The MIT team, working with researchers in Germany, found that in both mice and humans, a high-salt diet shrinks the population of a certain type of beneficial bacteria. As a result, pro-inflammatory immune cells called Th-17 cells grow in number. These immune cells have been linked with high blood pressure, although the exact mechanism of how they contribute to hypertension is not yet known.

The researchers further showed that treatment with a probiotic could reverse these effects, but they caution that people should not interpret the findings as license to eat as much salt as they want, as long as they take a probiotic.
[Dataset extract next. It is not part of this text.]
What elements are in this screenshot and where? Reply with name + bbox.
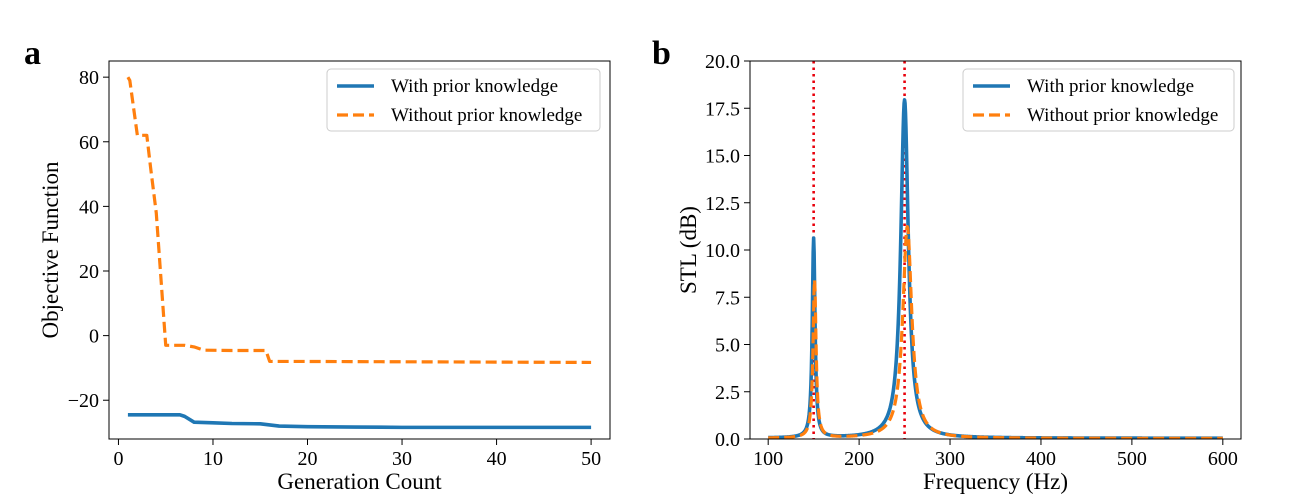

“I think certainly there’s some promise in developing probiotics that could be targeted to possibly fixing some of the effects of a high-salt diet, but people shouldn’t think they can eat fast food and then pop a probiotic, and it will be canceled out,” says Eric Alm, director of MIT’s Center for Microbiome Informatics and Therapeutics and a professor of biological engineering and civil and environmental engineering at MIT.

Alm, Dominik Muller of the Max-Delbruck Center for Molecular Medicine in Berlin, and Ralf Linker of Friedrich-Alexander University in Erlangen, Germany, are the senior authors of the study, which appears in the Nov. 15th issue of Nature. The paper’s lead author is Nicola Wilck of the Max-Delbruck Center for Molecular Medicine. Authors from MIT include graduate students Mariana Matus and Sean Kearney, and recent PhD recipient Scott Olesen.